Perhaps understandably after all this time, Mzukwa is not too hopeful about Helen Zille’s Democratic Alliance: “I don’t trust her,” he sighs, tired after a long commute back home from work. “They (the politicians) are liars sometimes, they just promise something but don’t do it.”

Squalid

It is disillusioned people like Mzukwa who sit along the fault line of party politics in the Western Cape, a province starkly divided between the historically most advantaged and the eternally disadvantaged. The “new broom” of Zille’s DA provincial administration will be measured against her ability to make inroads into squalid corners of the Western Cape where living conditions continue to slide despite 15 years of democracy.

Behind the glib election promises is the uncomfortable truth that no amount of national, provincial or local government planning has made the slightest difference to Block 902, New Flats, KwaLanga.

It is the same sentiment that exploded into violence down the road in the ANC stronghold of Khayelitsha this week, where angry residents vented their frustrations at a lack of service delivery. Significantly, the protests were directed both at ANC councillors and the DA-led city administration.

Politics — and not any individual party — is to blame for delivery failings in sprawling townships countrywide, the protesters said. And while this view may be a sign of growing political realism, few expect politics to get prettier in the Western Cape any time soon.

Disastrous

New Flats in Langa is a case in point. Initiated in 1993, the City of Cape Town Hostels to Homes project was officially stopped in its original form last year by the national government and merged into a broader Community Residential Units (CRU) project. Many say the stalled project reflects a disastrous lack of policy continuity caused by disagreement between the DA-led city council and the then ANC-led provincial government. Others say it makes no difference who is in charge; the poor continue to get poorer in this forgotten corner of the land.

Pitiful

In effect, what has happened is that building has stopped in Langa, leaving as many as 1500 people stranded in pitiful temporary housing, which is often little more than a windowless Wendy house.

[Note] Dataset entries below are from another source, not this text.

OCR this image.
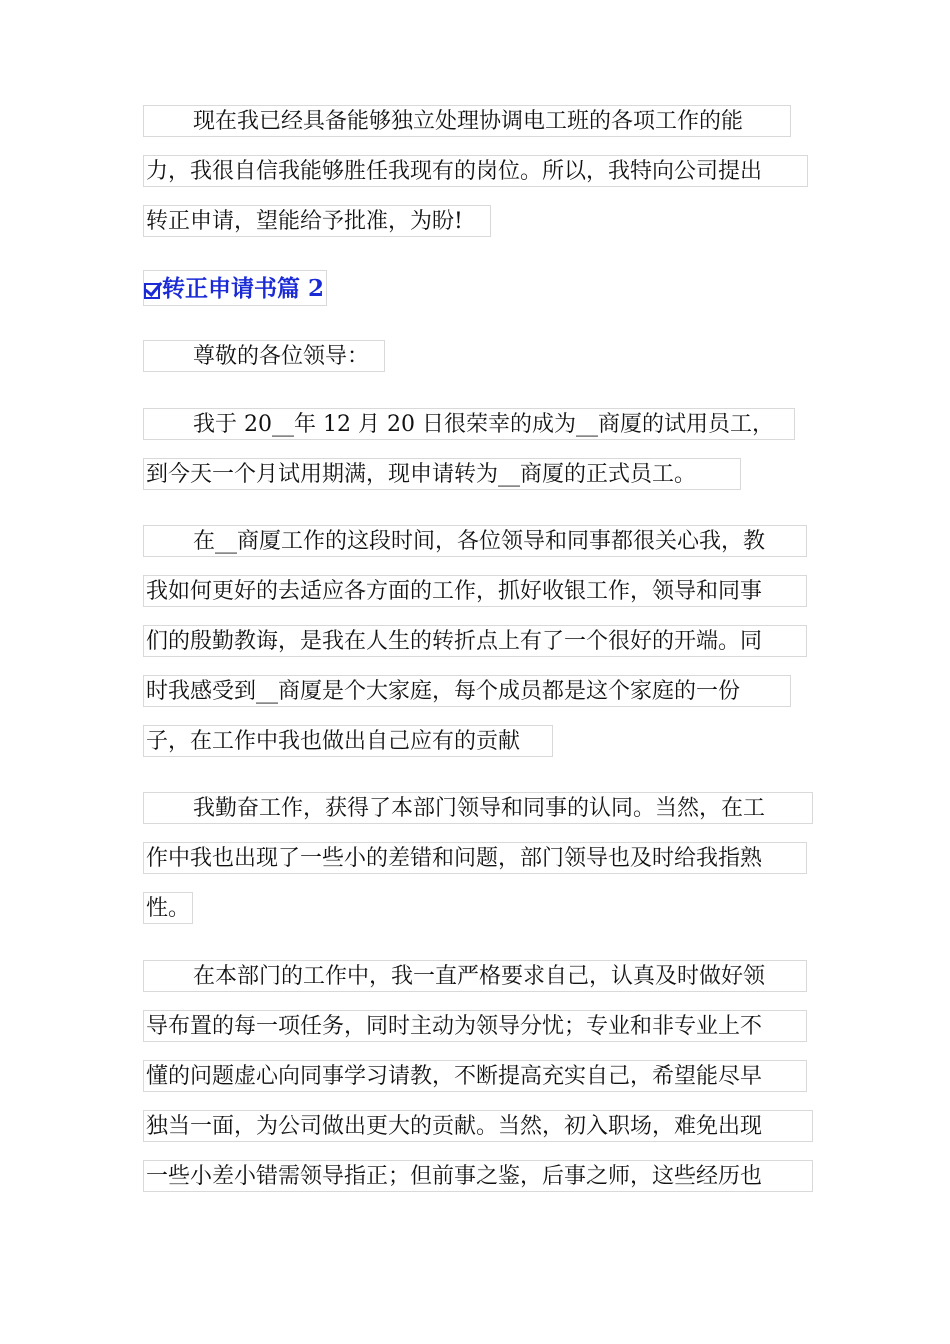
现在我已经具备能够独立处理协调电工班的各项工作的能
力，我很自信我能够胜任我现有的岗位。所以，我特向公司提出
转正申请，望能给予批准，为盼!
转正申请书篇 2
尊敬的各位领导：
我于 20__年 12 月 20 日很荣幸的成为__商厦的试用员工，
到今天一个月试用期满，现申请转为__商厦的正式员工。
在__商厦工作的这段时间，各位领导和同事都很关心我，教
我如何更好的去适应各方面的工作，抓好收银工作，领导和同事
们的殷勤教诲，是我在人生的转折点上有了一个很好的开端。同
时我感受到__商厦是个大家庭，每个成员都是这个家庭的一份
子，在工作中我也做出自己应有的贡献
我勤奋工作，获得了本部门领导和同事的认同。当然，在工
作中我也出现了一些小的差错和问题，部门领导也及时给我指熟
性。
在本部门的工作中，我一直严格要求自己，认真及时做好领
导布置的每一项任务，同时主动为领导分忧；专业和非专业上不
懂的问题虚心向同事学习请教，不断提高充实自己，希望能尽早
独当一面，为公司做出更大的贡献。当然，初入职场，难免出现
一些小差小错需领导指正；但前事之鉴，后事之师，这些经历也
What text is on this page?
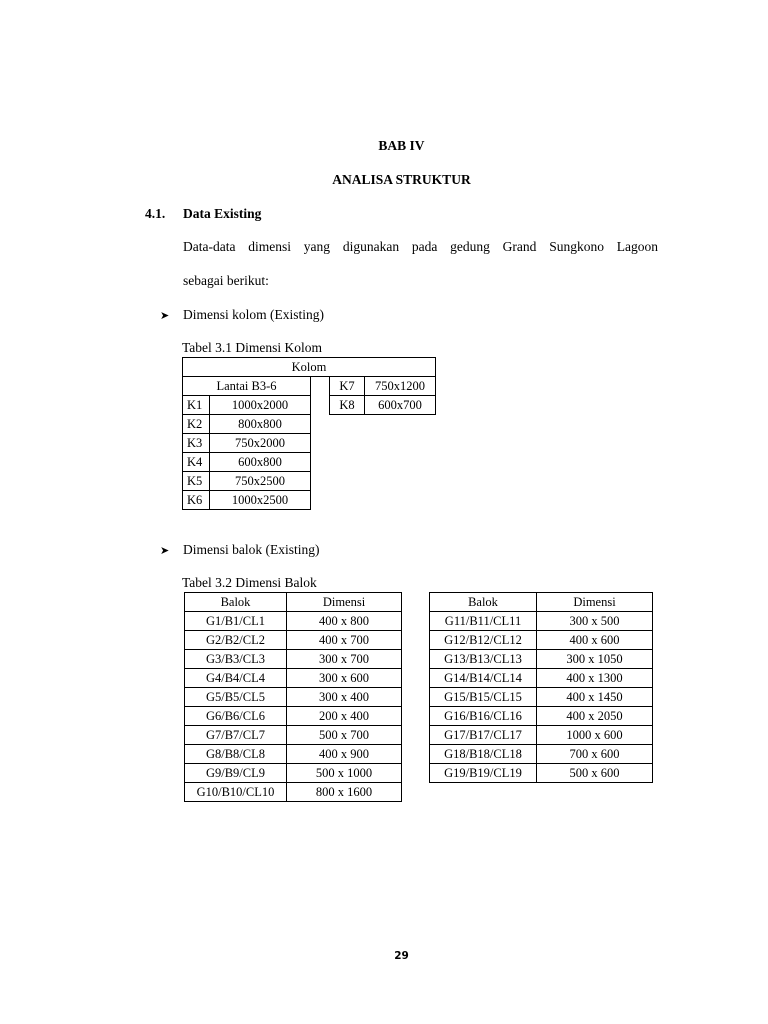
BAB IV
ANALISA STRUKTUR
4.1. Data Existing
Data-data dimensi yang digunakan pada gedung Grand Sungkono Lagoon
sebagai berikut:
➤ Dimensi kolom (Existing)
Tabel 3.1 Dimensi Kolom
Kolom				
Lantai B3-6			K7	750x1200
K1	1000x2000		K8	600x700
K2	800x800			
K3	750x2000			
K4	600x800			
K5	750x2500			
K6	1000x2500			
➤ Dimensi balok (Existing)
Tabel 3.2 Dimensi Balok
Balok	Dimensi
G1/B1/CL1	400 x 800
G2/B2/CL2	400 x 700
G3/B3/CL3	300 x 700
G4/B4/CL4	300 x 600
G5/B5/CL5	300 x 400
G6/B6/CL6	200 x 400
G7/B7/CL7	500 x 700
G8/B8/CL8	400 x 900
G9/B9/CL9	500 x 1000
G10/B10/CL10	800 x 1600
Balok	Dimensi
G11/B11/CL11	300 x 500
G12/B12/CL12	400 x 600
G13/B13/CL13	300 x 1050
G14/B14/CL14	400 x 1300
G15/B15/CL15	400 x 1450
G16/B16/CL16	400 x 2050
G17/B17/CL17	1000 x 600
G18/B18/CL18	700 x 600
G19/B19/CL19	500 x 600
29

Conditions are not much better for families still living in nine large hostel blocks, now far more run down than when the renovation project started 15 years ago.

Incredibly, Mzukwa is still hopeful: “I’m still hoping because they [the developers] didn’t say they won’t come back again.”

Other residents are less optimistic. Thembekile Nxesi, who shares a single room in Block 902 with her seven children, believes the local housing project committee has embezzled the money. “They spend the money on themselves. It’s like that.”

But the truth of the Hostels to Homes project is far more complicated than simple fraud or political infighting, according to Langa area committee members who speak of disagreement and in- fighting at almost every level of service delivery, from the national Department of Housing down to the politically aligned project committee. What should have been a symbolic victory of democracy — the conversion into viable housing stock of these apartheid-era eyesores — is an even more spectacular failure than the N2 Gateway project down the road.

Marginalised

The big question hanging over the incoming DA provincial administration is whether the new synergies created by a politically aligned city-province axis can translate into a new toilet for Lennox Mzukwa.

City officials are hopeful: “The city has appointed consultants to do a survey to see what the state of the hostels is, so that we can start prioritising,” said Hans Smit, City of Cape Town housing chief.

Still waiting

But Langa area committee chairman Ayanda Mooi has heard it all before: “Even during the time of Nomaindia Mfeketo, when she was the (ANC) Cape Town mayor, they have been promising they would do something. We are still waiting.”

DA heavyweight Ryan Coetzee believes marginalised people like Mzukwa throughout the Western Cape will benefit from a closer alliance between local and provincial government. “The co- ordination between city and province will be much easier for us,” he said.

“We have a constitution in South Africa. Our approach would be to use the powers of the province to the full,” Coetzee said.